トランプ時代の米中対立・米中貿易摩擦から、バイデン政権になって先進民主主義諸国 vs. 中国の対立・貿易摩擦に様相が変化しつつある。

経済摩擦の広域化や、それによる間接的貿易摩擦が懸念される時代になっているわけだが、実際、最近では新疆ウイグルの人権問題を巡り、ミズノやカゴメなどの日本企業がウイグル産綿花やトマトの使用停止を発表した。

ユニクロにいたっては米国での綿製シャツ輸入差し止め、フランス人権NGOからの告発による当局の捜査などを受け、企業活動における制限を余儀なくされている。
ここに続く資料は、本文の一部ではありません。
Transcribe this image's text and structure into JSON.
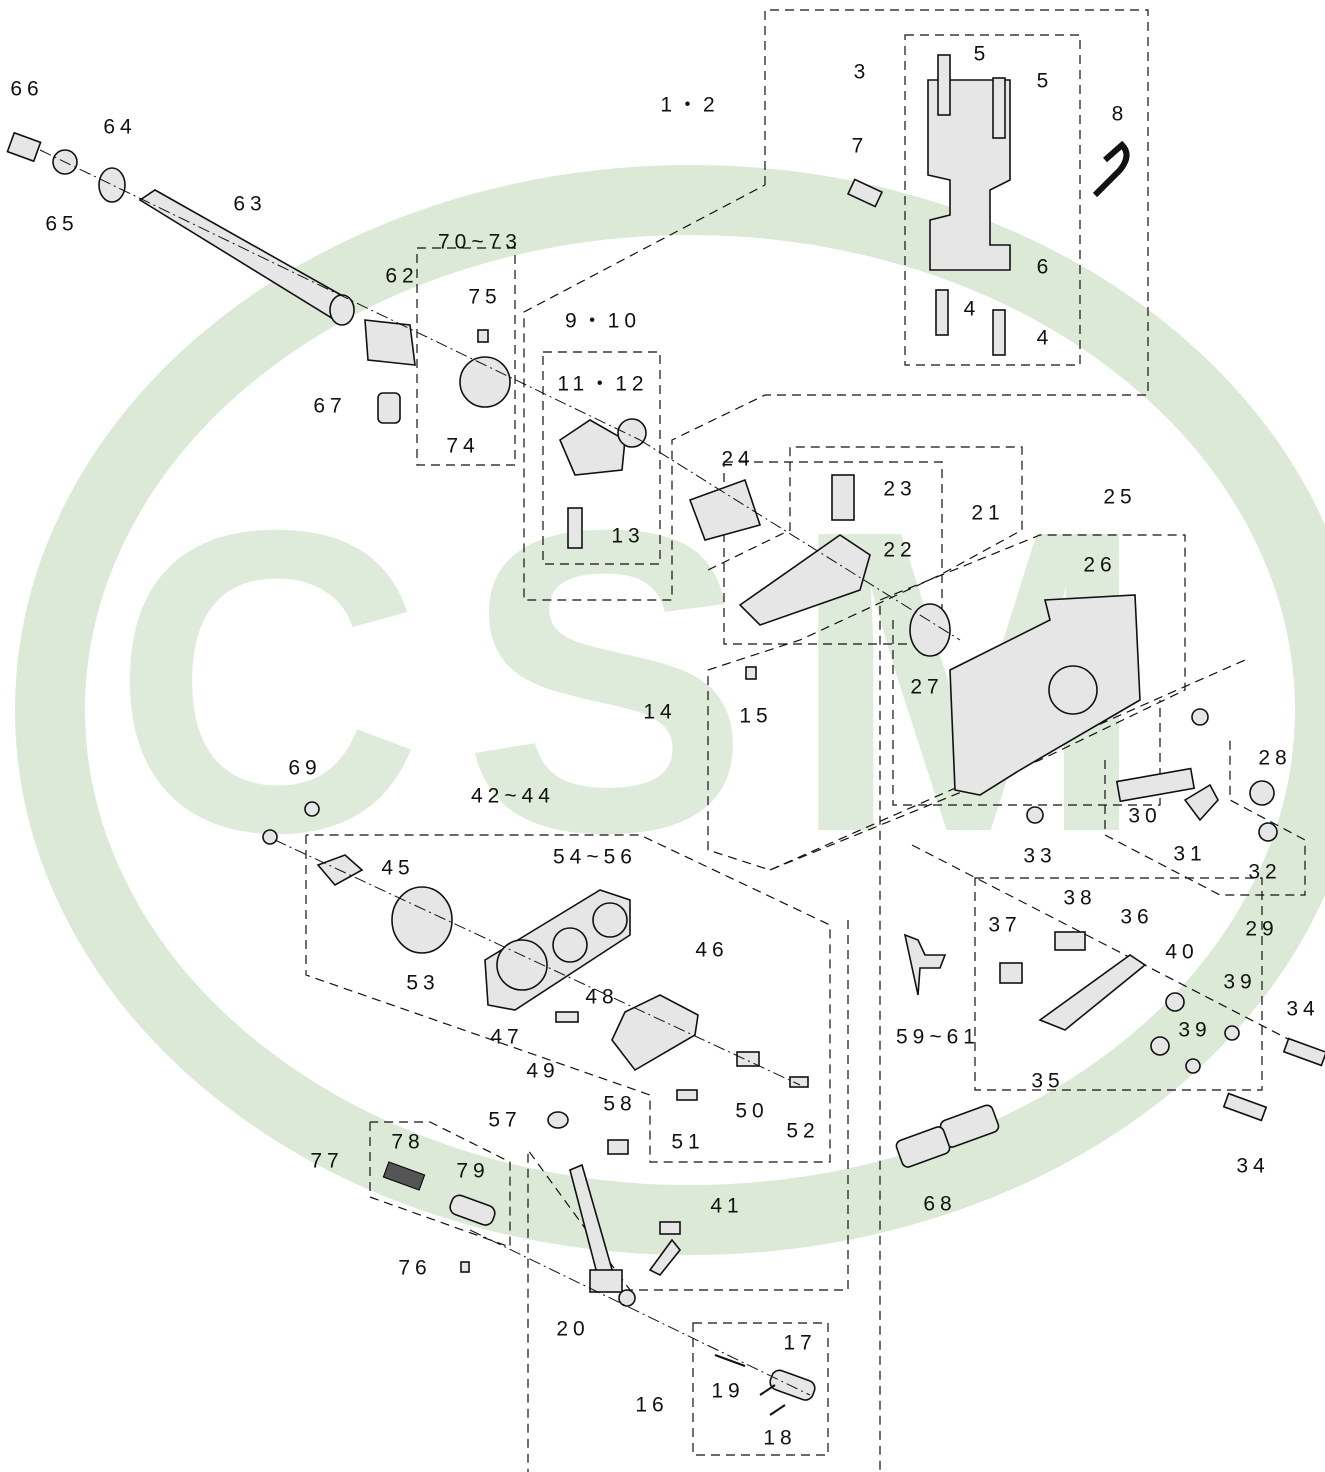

また、中国は6月、外国が中国に経済制裁などを発動した際に報復することを可能とする反外国制裁法を可決した。

その中では、外国による制裁に第三国も加担すればその第三国にも報復措置を取れると記されている。そのため、米中対立の行方によっては、中国が日本をその第三国と判断し、日中経済に大きな影響が出る可能性もある。

主要国間を巡る現在の世界情勢は、グローバルエコノミーの中で競争していかなければならない日本企業にとって、決して明るいものではない。

米中対立がいっそう激しくなり、経済的な陣営固めが進めば、最大貿易相手を中国とする日本の立場は難しくなる。しかし、その影響が現在では限定的なため、中国からの撤退や規模縮小を模索する企業はごくわずかなのが実態だろう。